Unlike trades where overtime is the dominant income lever, solar installation's biggest pay differentiator is which segment of the industry you work in — residential, commercial, or utility-scale — plus whether you hold credentials that unlock premium work. Here's the honest breakdown.
The Project-Type Lever
As covered in the full residential-vs-utility-scale comparison (the full breakdown), utility-scale and commercial work consistently out-pay residential installation, sometimes significantly. This is the single biggest lever a solar installer controls directly — more impactful for most installers than overtime hours within a given project type.
Per Diem: Real Money on Larger Projects
Utility-scale and larger commercial projects, especially those requiring travel away from an installer's home base, commonly include per diem payments for lodging and meals on top of wages — similar to traveling work in electrical and other construction trades. For installers willing to travel for utility-scale projects, this can meaningfully boost total compensation beyond the base wage difference alone.

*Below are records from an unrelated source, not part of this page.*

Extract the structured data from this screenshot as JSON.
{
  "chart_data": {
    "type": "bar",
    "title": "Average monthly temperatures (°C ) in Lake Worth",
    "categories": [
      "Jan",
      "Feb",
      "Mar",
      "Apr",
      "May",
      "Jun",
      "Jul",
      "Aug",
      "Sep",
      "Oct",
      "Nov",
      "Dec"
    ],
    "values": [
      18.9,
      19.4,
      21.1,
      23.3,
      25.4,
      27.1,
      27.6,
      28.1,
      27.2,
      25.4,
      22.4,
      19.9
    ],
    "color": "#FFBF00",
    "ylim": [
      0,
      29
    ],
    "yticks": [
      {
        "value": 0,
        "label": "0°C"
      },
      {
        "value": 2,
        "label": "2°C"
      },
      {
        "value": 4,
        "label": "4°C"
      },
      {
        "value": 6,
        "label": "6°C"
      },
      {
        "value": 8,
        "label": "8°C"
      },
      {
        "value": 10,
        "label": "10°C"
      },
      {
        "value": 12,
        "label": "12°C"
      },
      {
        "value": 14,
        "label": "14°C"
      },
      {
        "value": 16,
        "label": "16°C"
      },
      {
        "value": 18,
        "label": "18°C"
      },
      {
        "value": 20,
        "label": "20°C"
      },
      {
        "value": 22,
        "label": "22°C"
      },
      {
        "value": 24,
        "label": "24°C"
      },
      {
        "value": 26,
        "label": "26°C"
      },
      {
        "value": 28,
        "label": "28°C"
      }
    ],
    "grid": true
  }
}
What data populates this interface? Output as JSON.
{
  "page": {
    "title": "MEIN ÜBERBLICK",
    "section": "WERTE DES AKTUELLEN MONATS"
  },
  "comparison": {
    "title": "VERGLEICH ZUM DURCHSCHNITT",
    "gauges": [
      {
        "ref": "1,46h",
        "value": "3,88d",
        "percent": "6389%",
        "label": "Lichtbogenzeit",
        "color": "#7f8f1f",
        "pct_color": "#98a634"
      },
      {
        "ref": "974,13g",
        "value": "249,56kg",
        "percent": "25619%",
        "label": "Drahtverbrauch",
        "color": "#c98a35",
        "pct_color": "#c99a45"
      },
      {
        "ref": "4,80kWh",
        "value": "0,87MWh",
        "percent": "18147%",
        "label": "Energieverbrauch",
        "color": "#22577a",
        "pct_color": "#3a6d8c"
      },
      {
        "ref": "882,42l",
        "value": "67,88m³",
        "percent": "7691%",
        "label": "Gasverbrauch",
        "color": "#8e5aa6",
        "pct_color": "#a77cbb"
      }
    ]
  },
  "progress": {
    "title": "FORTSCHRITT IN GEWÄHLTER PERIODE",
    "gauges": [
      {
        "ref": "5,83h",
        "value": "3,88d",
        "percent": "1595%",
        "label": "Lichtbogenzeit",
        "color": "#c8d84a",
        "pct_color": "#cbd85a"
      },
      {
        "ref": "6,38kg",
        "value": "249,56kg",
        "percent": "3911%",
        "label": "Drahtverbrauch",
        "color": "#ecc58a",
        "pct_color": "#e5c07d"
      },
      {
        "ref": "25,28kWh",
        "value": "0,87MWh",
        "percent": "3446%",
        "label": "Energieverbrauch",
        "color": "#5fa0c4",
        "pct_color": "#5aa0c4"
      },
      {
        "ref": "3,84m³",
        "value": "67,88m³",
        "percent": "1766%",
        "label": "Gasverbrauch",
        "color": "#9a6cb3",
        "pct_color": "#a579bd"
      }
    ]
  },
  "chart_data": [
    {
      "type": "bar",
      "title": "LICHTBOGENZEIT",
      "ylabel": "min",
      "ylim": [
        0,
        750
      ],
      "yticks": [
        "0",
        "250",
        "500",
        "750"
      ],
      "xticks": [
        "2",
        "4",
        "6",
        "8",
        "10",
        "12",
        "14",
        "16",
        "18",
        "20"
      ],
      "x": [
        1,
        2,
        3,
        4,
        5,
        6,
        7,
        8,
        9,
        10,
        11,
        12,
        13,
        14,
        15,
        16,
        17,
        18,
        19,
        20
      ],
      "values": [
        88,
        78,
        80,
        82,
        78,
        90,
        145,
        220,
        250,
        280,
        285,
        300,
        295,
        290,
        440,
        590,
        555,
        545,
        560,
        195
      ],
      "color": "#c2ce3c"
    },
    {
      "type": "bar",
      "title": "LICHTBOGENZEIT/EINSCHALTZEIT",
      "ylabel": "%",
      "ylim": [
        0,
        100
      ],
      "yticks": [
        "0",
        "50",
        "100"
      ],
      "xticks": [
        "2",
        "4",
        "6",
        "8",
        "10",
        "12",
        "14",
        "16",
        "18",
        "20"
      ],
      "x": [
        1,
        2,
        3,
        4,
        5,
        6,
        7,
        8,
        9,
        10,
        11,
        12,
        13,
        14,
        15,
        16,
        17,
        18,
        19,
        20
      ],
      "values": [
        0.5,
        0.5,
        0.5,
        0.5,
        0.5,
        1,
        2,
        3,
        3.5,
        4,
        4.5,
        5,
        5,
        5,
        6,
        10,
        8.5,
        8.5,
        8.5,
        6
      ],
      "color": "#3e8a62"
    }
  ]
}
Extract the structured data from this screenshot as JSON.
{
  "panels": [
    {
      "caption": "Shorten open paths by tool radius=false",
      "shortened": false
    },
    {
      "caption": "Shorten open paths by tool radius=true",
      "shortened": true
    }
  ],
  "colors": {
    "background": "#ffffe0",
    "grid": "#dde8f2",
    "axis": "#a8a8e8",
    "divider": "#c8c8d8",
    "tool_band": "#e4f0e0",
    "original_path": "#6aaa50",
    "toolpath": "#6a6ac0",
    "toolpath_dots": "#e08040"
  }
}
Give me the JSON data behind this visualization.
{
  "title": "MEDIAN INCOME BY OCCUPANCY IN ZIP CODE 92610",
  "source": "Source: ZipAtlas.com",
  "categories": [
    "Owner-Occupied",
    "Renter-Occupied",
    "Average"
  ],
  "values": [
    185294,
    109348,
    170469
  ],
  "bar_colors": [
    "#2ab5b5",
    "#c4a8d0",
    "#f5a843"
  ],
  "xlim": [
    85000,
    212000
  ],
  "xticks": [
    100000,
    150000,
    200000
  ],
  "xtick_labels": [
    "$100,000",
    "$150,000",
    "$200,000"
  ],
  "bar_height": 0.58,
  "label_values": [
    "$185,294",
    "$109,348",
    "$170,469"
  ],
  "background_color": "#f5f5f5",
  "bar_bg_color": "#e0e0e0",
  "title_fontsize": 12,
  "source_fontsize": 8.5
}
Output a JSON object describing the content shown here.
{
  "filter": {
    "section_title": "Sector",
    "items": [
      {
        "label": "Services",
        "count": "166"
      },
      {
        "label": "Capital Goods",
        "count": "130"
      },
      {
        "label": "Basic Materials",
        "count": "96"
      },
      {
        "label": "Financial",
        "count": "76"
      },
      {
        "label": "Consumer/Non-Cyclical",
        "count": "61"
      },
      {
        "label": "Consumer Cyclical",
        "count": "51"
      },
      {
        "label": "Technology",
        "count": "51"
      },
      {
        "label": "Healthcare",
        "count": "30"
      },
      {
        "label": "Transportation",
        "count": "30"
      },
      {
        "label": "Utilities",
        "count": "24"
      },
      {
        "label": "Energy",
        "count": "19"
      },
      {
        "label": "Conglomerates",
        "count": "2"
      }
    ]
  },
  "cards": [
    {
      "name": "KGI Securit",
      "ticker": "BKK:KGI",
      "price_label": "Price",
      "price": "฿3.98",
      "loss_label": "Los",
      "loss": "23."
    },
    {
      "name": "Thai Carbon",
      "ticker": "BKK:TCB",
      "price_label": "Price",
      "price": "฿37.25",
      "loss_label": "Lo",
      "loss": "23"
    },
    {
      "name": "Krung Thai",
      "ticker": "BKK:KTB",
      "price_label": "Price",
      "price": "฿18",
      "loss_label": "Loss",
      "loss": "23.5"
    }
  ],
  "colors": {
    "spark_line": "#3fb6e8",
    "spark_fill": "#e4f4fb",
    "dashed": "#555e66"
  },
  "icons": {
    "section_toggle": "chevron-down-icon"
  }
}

The base wage gap between residential and utility-scale solar work is real. Add per diem on top of it for traveling utility-scale crews, and the total compensation gap widens further still.
The Credential Premium
NABCEP PVIP certification and an electrical license both function as real, quantifiable pay levers — particularly for accessing the higher-paying commercial and utility-scale segments, which often specifically seek credentialed installers for more complex system design and interconnection work (the certification case, the licensing reality).
Career Implication
For installers prioritizing income growth, the most reliable path isn't waiting for overtime opportunities within residential work — it's deliberately building toward NABCEP certification and pursuing utility-scale or commercial opportunities, where both the base pay and the per diem/travel-premium structure are stronger.
Side Work: A Genuinely Complicated Picture
The classic "can I do side jobs" question gets complicated fast in this trade specifically, because of the licensing patchwork covered elsewhere (the full reality). Key considerations:
- If your state requires an electrical license for wiring/interconnection work, unlicensed side work involving that scope carries the same legal exposure as unlicensed electrical side work generally — a real risk, not a technicality.
- Racking and mounting-only side work may face fewer licensing barriers in some states, but liability and insurance considerations still apply — a poorly installed racking system that leads to a roof leak or, worse, a structural failure carries real personal liability without proper insurance.
- Given how young this industry is, the regulatory and insurance landscape around independent/side solar work is less mature and less standardized than in older trades — worth researching your specific state's rules directly rather than assuming based on how another trade handles it.
- Confirm your state's specific licensing requirements for the exact scope of work you're considering (the state guide).
- If electrical licensure is required for any part of the work, treat that requirement with the same seriousness the electrical trade does.
- Insurance matters regardless of licensing status, given real property-damage exposure (roof leaks, structural issues) if work goes wrong.
Reliable income growth in this trade, in order: build field competence → earn NABCEP certification → pursue commercial/utility-scale opportunities specifically → consider an electrical license if the state licensing structure rewards it. Project-type choice and credentials matter more here than overtime hustle alone.